Providing some comic relief as a very understated, wary real estate agent is Dannielle Hutchinson as Fanny Atwood. She put one in mind of a cat in her interactions with people—aloof, judging you, her own agenda. She has ties to almost everyone in town, however, and as one of the few African-Americans in this very white suburb, which she really seems to detest, you wonder why she stays.
Jacqueline Chenault portrays Tracy Roberts, the mayor, who is not a pleasant person behind the smile. She wants to tear the house down and salt the earth and sees no reason why the two new homeowners should get in her way. She hires Dave Sullivan, a “bad house” real estate consultant to examine the house and the circumstances and give a report to herself and the town council. As played by Dave Sullivan, he turns out to be probably the most honorable person in that town. Lisa Rogers is an activist played by Hilary Kelly; her’s is the most stereotypical role—strident and didactic and possibly crushing on Cat. She does have a couple of shouting matches with the evangelical Christian next-door neighbor Craig Cappetta (a smarmy Brian Crane); these two obviously have a history. When these two butt heads, it is very reminiscent of the current tide in political discourse.

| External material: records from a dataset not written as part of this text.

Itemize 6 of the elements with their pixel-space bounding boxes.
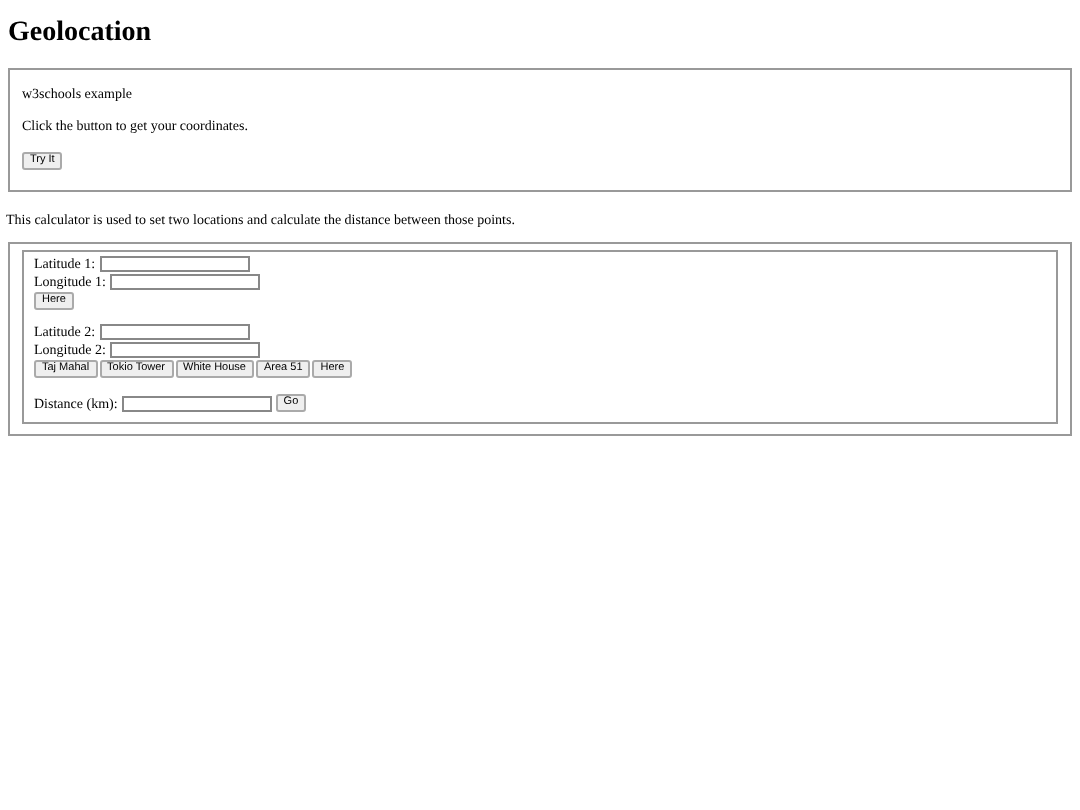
distance-field[interactable] (121, 395, 272, 411)
page-heading: Geolocation (8, 16, 154, 52)
input-field[interactable] (109, 341, 260, 358)
input-field[interactable] (109, 273, 260, 290)
input-field[interactable] (99, 256, 250, 273)
input-field[interactable] (99, 324, 250, 341)
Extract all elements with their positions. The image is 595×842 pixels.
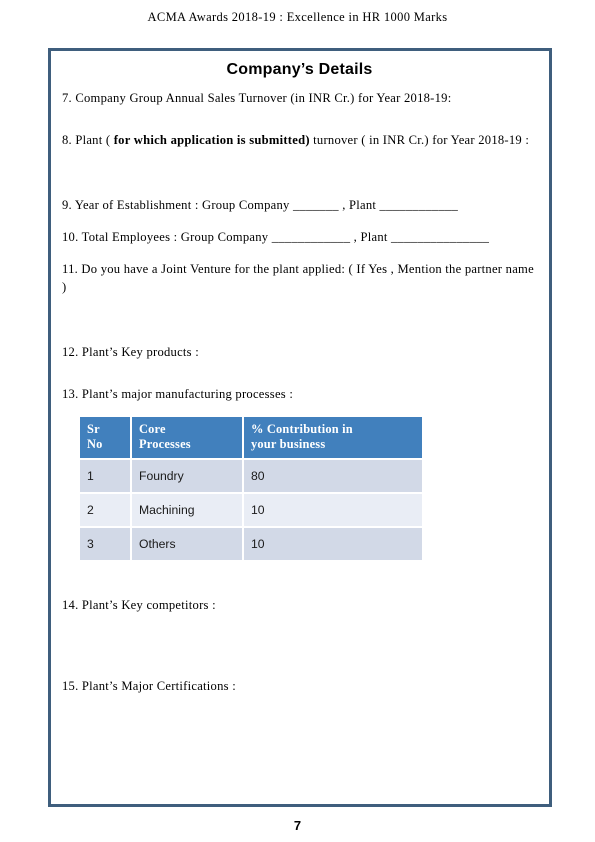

While Cat and Silvia are trying to settle into their new house and figure out next steps, the ghosts of the former owners, Loretta, the mother, and Kristofer, the son and murderer, play out some of the past in that house. It brings a hint of a ghost story to the proceedings; it also makes one wonder what one would do if they found themselves in the position of buying a property that had a stigma on it. As Silvia points out, if everybody refused to buy a house where something bad had happened, no one would be living inside anywhere. The portrayal of Loretta by Rebecca Dreyfuss is heartbreaking; it seems to have been less thought out by the author, but she colors outside those lines to show a woman with an older teenage son who is trying so hard to be a good parent, a good employee, and a good person. Thomas Shuman plays Kristofer as a human boy who feels betrayed by those who should protect him and who looks desperately for belonging in the wrong place. Both actors give very nuanced performances and help humanize the so-called monster.
This play asks some interesting questions. Who should be judged? Who should get to do the judging? Is it possible to ever take self-interest out of any situation? Why do we judge so quickly? How do we take fear out of an equation before we act on it? Why can’t humans be more accepting? What are we so afraid of? This show also engendered some lively conversation on the ride home; but whether it does or not, it’s also a really well-done show with an erudite script, and a powerful emotional wallop.
Advisory: Language, adult subjects, suicide, one gunshot.
Running Time: Approximately two hours with one 15 intermission.